Александр Маркович, кая себя последними словами, поведал князю эту печальную историю, сообщённую ему самовидцами, до самого конца, до отрубленной головы.

   — Это я виноват, князь, только я, — сказал Александр Маркович, — что позволил ему идти на Переяславль.

   — Не кай себя, Александр Маркович, ты ни при чём. Так Богу было угодно. Велик ли урон понёс полк?

   — Немалый, Михаил Ярославич, едва ли половина воротилась оттуда.

   — А Давыд?

   — Тоже погиб.

   — Иван с Фёдором?

   — Эти уцелели.

   — Позови их.

Братья Иван и Фёдор Акинфовичи пришли, стали в дверях, скинув шапки, имея вид виноватых нашкодивших отроков.

   — Садитесь, — кивнул князь на лавку.

Прошли, отчего-то ступая на цыпочках, словно разбудить кого-то боясь, сели.

   — Ну что, молодцы, не уберегли батюшку?

   — Не уберегли, князь, — в один голос согласились братья.

   — Как же так случилось-то? А?

   — Дык вот, — начал Иван, —он нас послал в зажитье, а сам, значит, остался... А тут москвичи сзаду... А я ему, батюшке-то... как чуяло сердце-то, говорил надысь: надо бы дозоры в тыл послать. А он грит: не надо, князь, грит, в Орде, нечего, грит, бояться... А оно вишь как обернулось...

   — Да, — вздохнул князь, — обернулось бедой. Жалко. Очень жалко Акинфа, такой воевода и так оплошал.

Михаил встал, стукая кулаком в ладонь, заходил туда-сюда по горнице, думая о чём-то. Наконец молвил:

   — Вот с кем теперь на Москву идти?

Сказал, ни к кому не обращаясь, вроде бы себе, но братья опять же в один голос спросили:

   — А мы?

Князь быстро взглянул на братьев, словно только что обнаружил их присутствие.

   — Да-да, конечно, с вами, — и серьёзно, без тени насмешки, добавил: — С тобой, Иван Акинфович, и с тобой, Фёдор Акинфович. Вы за отца первые местники, но и я тоже не последний.

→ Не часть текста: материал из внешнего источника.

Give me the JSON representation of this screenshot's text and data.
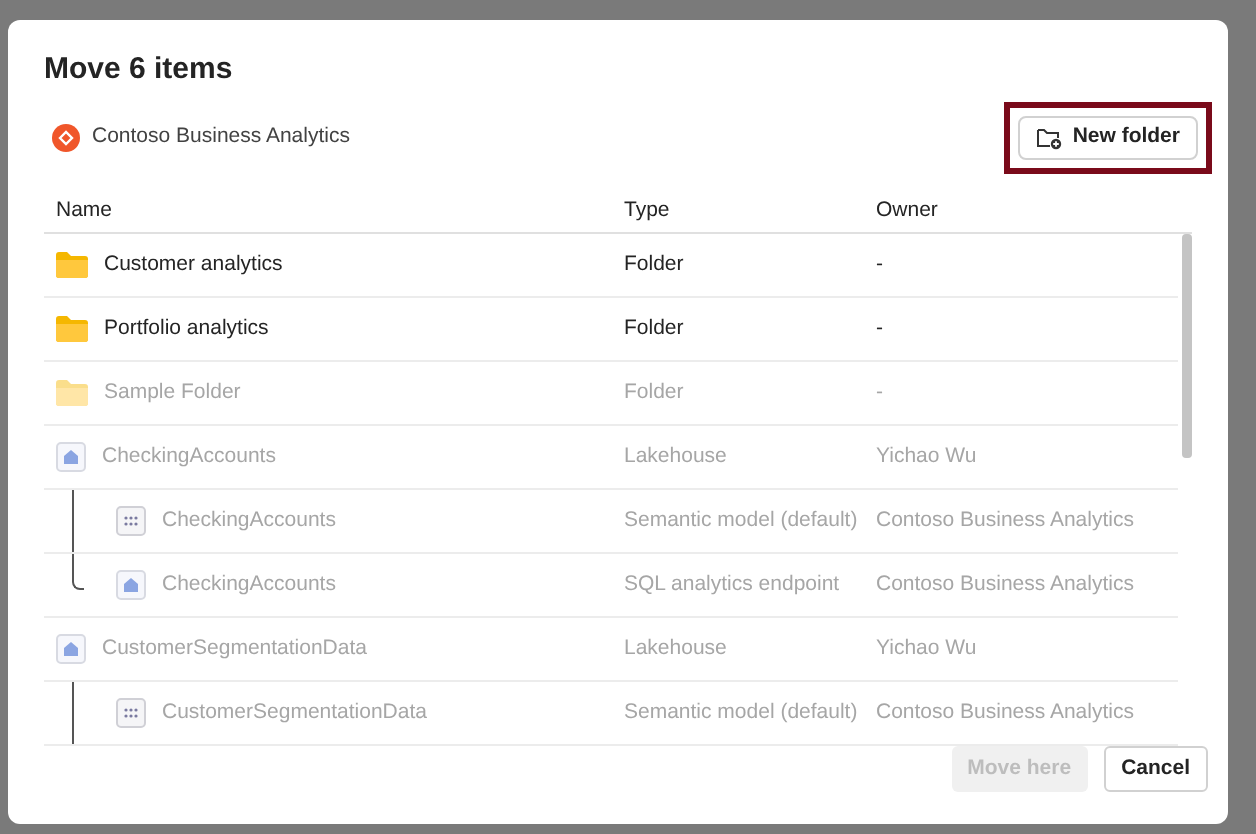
{
  "dialog": {
    "title": "Move 6 items",
    "workspace": "Contoso Business Analytics",
    "new_folder": {
      "label": "New folder",
      "highlighted": true
    },
    "columns": [
      "Name",
      "Type",
      "Owner"
    ],
    "rows": [
      {
        "kind": "folder",
        "name": "Customer analytics",
        "type": "Folder",
        "owner": "-",
        "disabled": false
      },
      {
        "kind": "folder",
        "name": "Portfolio analytics",
        "type": "Folder",
        "owner": "-",
        "disabled": false
      },
      {
        "kind": "folder",
        "name": "Sample Folder",
        "type": "Folder",
        "owner": "-",
        "disabled": true
      },
      {
        "kind": "lakehouse",
        "name": "CheckingAccounts",
        "type": "Lakehouse",
        "owner": "Yichao Wu",
        "disabled": true,
        "children": [
          {
            "kind": "semantic",
            "name": "CheckingAccounts",
            "type": "Semantic model (default)",
            "owner": "Contoso Business Analytics",
            "disabled": true
          },
          {
            "kind": "sql",
            "name": "CheckingAccounts",
            "type": "SQL analytics endpoint",
            "owner": "Contoso Business Analytics",
            "disabled": true
          }
        ]
      },
      {
        "kind": "lakehouse",
        "name": "CustomerSegmentationData",
        "type": "Lakehouse",
        "owner": "Yichao Wu",
        "disabled": true,
        "children": [
          {
            "kind": "semantic",
            "name": "CustomerSegmentationData",
            "type": "Semantic model (default)",
            "owner": "Contoso Business Analytics",
            "disabled": true
          }
        ]
      }
    ],
    "buttons": [
      {
        "label": "Move here",
        "disabled": true
      },
      {
        "label": "Cancel",
        "disabled": false
      }
    ]
  }
}
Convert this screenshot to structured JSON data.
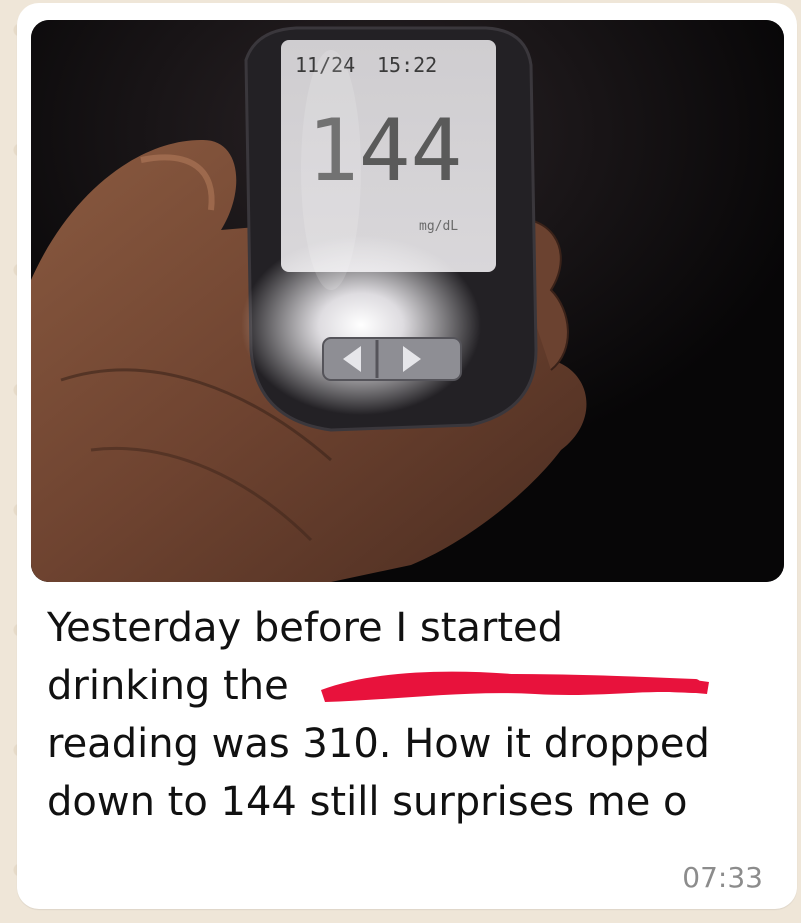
{
  "message": {
    "lines": [
      "Yesterday before I started",
      "drinking the",
      "reading was 310. How it dropped",
      "down to 144 still surprises me o"
    ],
    "timestamp": "07:33"
  },
  "photo": {
    "meter_date": "11/24",
    "meter_time": "15:22",
    "meter_reading": "144",
    "meter_unit": "mg/dL"
  },
  "colors": {
    "bubble": "#ffffff",
    "background": "#efe6d8",
    "redaction": "#e8123c",
    "timestamp": "#8c8c8c"
  },
  "icons": [
    "glucometer-photo",
    "redaction-scribble"
  ]
}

И начался скорый набор ратников в полк. Наёмщики ездили по весям, забирали здоровых, крепких мужей, обещая жизнь сытую, весёлую и, конечно, прибыльную: «Захватите какой град, всё ваше. Бери, что видишь, неси, сколь подымешь!» Кто ж на это не обзарится? О том, что можно загинуть под тем «градом», ни слова, ни полслова. Но каждый знает: можно. Но каждый думает: «Только не я». Каждый верит, что уж его-то обязательно минет стрела калёная, копьё точёное: «В кого угодно, но не в меня».

Даже збродни, вчерашние разбойники, караулившие у дорог с палицей одиноких путников, и те обольщались такими посулами, записывались в ратники. А что? На походе кормёжка дармовая, ни тебе забот о брюхе, ни тебе раздумий о дне грядущем. И наконец, все грехи прощаются, а уж у разбойничков их что блох на собаке.

К середине декабря полк был готов. И хотя из Владимира пришла весть печальная — скончался митрополит, великий князь решил выступать, идти на Москву.

Ему, наверное, лучше б было явиться туда великим князем, как явился он во Владимир, возможно, и ворота б ему кремлёвские отворили, возможно, и встретили б с честью. Возможно. Но он пришёл к Москве завоевателем, мстителем за свершённые москвичами злодеяния. У Михаила Ярославича были свои понятия о чести, освящённые библейским постулатом: око за око, зуб за зуб. И всё это подогревалось ещё личной неприязнью к Юрию Даниловичу, доставившему ему столько хлопот и унижений в Орде. «Сопляк. Мальчишка. Засранец» — лишь так в мыслях он величал хозяина Москвы.

Но Москва, предупреждённая дозорными, затворила все ворота, предварительно впустив в Кремль всех посадских, сбежавших из своих домов под защиту крепостных стен. Так что когда тверичи подошли к городу, то им достались почти опустевшие посады, где они смогли найти разве что обезножевших старух и стариков да стаи брошенных собак и кошек. Со зла ли на скудость добычи или из своеволия кто-то из ратников поджёг несколько изб. Однако великий князь мигом пресёк эту забаву, велев публично повесить всех зажигальников, — слишком горький опыт имел он во взаимоотношениях с огнём.